Coefficients per class:
  setosa      : [-1.432 -1.095]
  versicolor  : [ 0.582 -0.421]
  virginica   : [ 0.850  1.516]

Test accuracy: 0.9667

model.coef_ has shape (K, p) — one row per class. The Virginica classifier has a large positive coefficient for petal_width (1.516) because wider petals strongly predict Virginica.

OvR vs Softmax (Multinomial)

Aspect	OvR	Softmax (Multinomial)
Number of classifiers	K (one per class)	1 joint classifier
Probabilities sum to 1	No (raw); yes after normalization	Always by construction
Training cost	K separate fits	1 joint optimization
Works with any binary classifier	Yes	No — requires probability outputs
Better for imbalanced classes	Easier to adjust per-class	Harder
sklearn setting	`multi_class='ovr'`	`multi_class='multinomial'`

The key architectural difference: OvR classifiers share no information during training. Classifier 1 doesn't know that Classifier 3 will claim the same region.
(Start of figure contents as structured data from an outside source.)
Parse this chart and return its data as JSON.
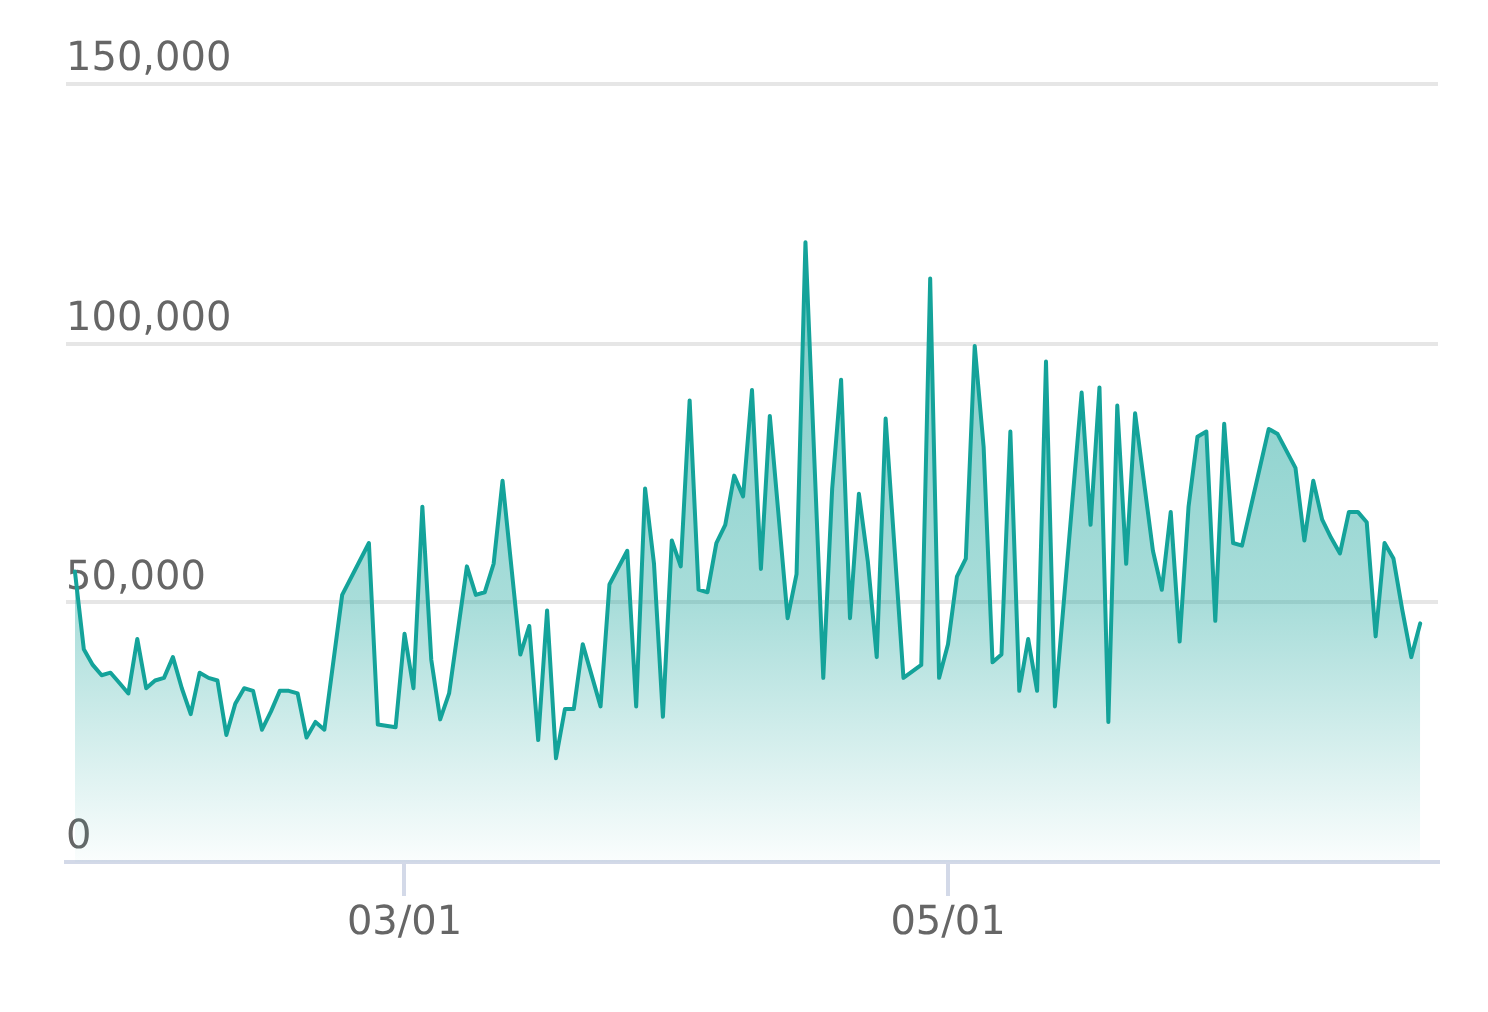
{
  "chart_data": {
    "type": "area",
    "color": "#14a39a",
    "marker": "none",
    "grid": "y",
    "x": [
      "--01-23",
      "--01-24",
      "--01-25",
      "--01-26",
      "--01-27",
      "--01-28",
      "--01-29",
      "--01-30",
      "--01-31",
      "--02-01",
      "--02-02",
      "--02-03",
      "--02-04",
      "--02-05",
      "--02-06",
      "--02-07",
      "--02-08",
      "--02-09",
      "--02-10",
      "--02-11",
      "--02-12",
      "--02-13",
      "--02-14",
      "--02-15",
      "--02-16",
      "--02-17",
      "--02-18",
      "--02-19",
      "--02-20",
      "--02-22",
      "--02-25",
      "--02-26",
      "--02-28",
      "--03-01",
      "--03-02",
      "--03-03",
      "--03-04",
      "--03-05",
      "--03-06",
      "--03-08",
      "--03-09",
      "--03-10",
      "--03-11",
      "--03-12",
      "--03-14",
      "--03-15",
      "--03-16",
      "--03-17",
      "--03-18",
      "--03-19",
      "--03-20",
      "--03-21",
      "--03-23",
      "--03-24",
      "--03-26",
      "--03-27",
      "--03-28",
      "--03-29",
      "--03-30",
      "--03-31",
      "--04-01",
      "--04-02",
      "--04-03",
      "--04-04",
      "--04-05",
      "--04-06",
      "--04-07",
      "--04-08",
      "--04-09",
      "--04-10",
      "--04-11",
      "--04-13",
      "--04-14",
      "--04-15",
      "--04-17",
      "--04-18",
      "--04-19",
      "--04-20",
      "--04-21",
      "--04-22",
      "--04-23",
      "--04-24",
      "--04-26",
      "--04-28",
      "--04-29",
      "--04-30",
      "--05-01",
      "--05-02",
      "--05-03",
      "--05-04",
      "--05-05",
      "--05-06",
      "--05-07",
      "--05-08",
      "--05-09",
      "--05-10",
      "--05-11",
      "--05-12",
      "--05-13",
      "--05-16",
      "--05-17",
      "--05-18",
      "--05-19",
      "--05-20",
      "--05-21",
      "--05-22",
      "--05-24",
      "--05-25",
      "--05-26",
      "--05-27",
      "--05-28",
      "--05-29",
      "--05-30",
      "--05-31",
      "--06-01",
      "--06-02",
      "--06-03",
      "--06-06",
      "--06-07",
      "--06-09",
      "--06-10",
      "--06-11",
      "--06-12",
      "--06-13",
      "--06-14",
      "--06-15",
      "--06-16",
      "--06-17",
      "--06-18",
      "--06-19",
      "--06-20",
      "--06-21",
      "--06-22",
      "--06-23"
    ],
    "values": [
      56000,
      41000,
      38000,
      36000,
      36500,
      34500,
      32500,
      43000,
      33500,
      35000,
      35500,
      39500,
      33500,
      28500,
      36500,
      35500,
      35000,
      24500,
      30500,
      33500,
      33000,
      25500,
      29000,
      33000,
      33000,
      32500,
      24000,
      27000,
      25500,
      51500,
      61500,
      26500,
      26000,
      44000,
      33500,
      68500,
      39000,
      27500,
      32500,
      57000,
      51500,
      52000,
      57500,
      73500,
      40000,
      45500,
      23500,
      48500,
      20000,
      29500,
      29500,
      42000,
      30000,
      53500,
      60000,
      30000,
      72000,
      57500,
      28000,
      62000,
      57000,
      89000,
      52500,
      52000,
      61500,
      65000,
      74500,
      70500,
      91000,
      56500,
      86000,
      47000,
      55500,
      119500,
      35500,
      72000,
      93000,
      47000,
      71000,
      58000,
      39500,
      85500,
      35500,
      38000,
      112500,
      35500,
      42000,
      55000,
      58500,
      99500,
      80000,
      38500,
      40000,
      83000,
      33000,
      43000,
      33000,
      96500,
      30000,
      90500,
      65000,
      91500,
      27000,
      88000,
      57500,
      86500,
      60000,
      52500,
      67500,
      42500,
      68500,
      82000,
      83000,
      46500,
      84500,
      61500,
      61000,
      83500,
      82500,
      76000,
      62000,
      73500,
      66000,
      62500,
      59500,
      67500,
      67500,
      65500,
      43500,
      61500,
      58500,
      48500,
      39500,
      46000
    ],
    "xlim": [
      "--01-22",
      "--06-25"
    ],
    "xticks": [
      {
        "value": "--03-01",
        "label": "03/01"
      },
      {
        "value": "--05-01",
        "label": "05/01"
      }
    ],
    "ylim": [
      0,
      150000
    ],
    "yticks": [
      0,
      {
        "value": 50000,
        "label": "50,000"
      },
      {
        "value": 100000,
        "label": "100,000"
      },
      {
        "value": 150000,
        "label": "150,000"
      }
    ]
  }
}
Softmax solves a joint optimization where the sum constraint is enforced during training — better calibrated probabilities but requires that your model can output probabilities (logistic regression can; SVMs cannot without calibration).

OvR Prediction Rule

Train $K$ binary classifiers (one per class)
For new sample $x$ : compute $σ (w_{k} \cdot x)$ for $k = 1 \dots K$
Normalize: $\overset{p}{^}_{k} = σ_{k} / \sum_{i} σ_{i}$
Predict: $\overset{y}{^} = ar g max_{k} \overset{p}{^}_{k}$

Test Your Understanding

The sum of raw OvR probabilities for Versicolor-1 is 1.950. If you added a fourth class (Iris setosa hybrid) with a classifier outputting $σ = 0.3$ for this sample, would the final prediction (after normalization) still be Virginica?
OvR trains K=3 binary classifiers on a dataset with n=150 samples. Each classifier trains on all 150 samples (just with relabeled y). How does the class imbalance differ across the 3 binary problems? Which classifier sees the most severe imbalance?
The OvR test accuracy is 96.67%. The two Versicolor samples were misclassified in our 6-sample trace. Are these same samples likely misclassified on the full 150-sample model? Why or why not?
You train OvR on a 10-class problem with 5,000 samples. How many total binary classifiers are trained, and what is the size of the training set (with labels) for each?
Softmax guarantees probabilities sum to 1 by construction. If OvR's normalized probabilities are ≈[0.0, 0.487, 0.513] for a sample, what additional information would Softmax's training use that OvR ignores?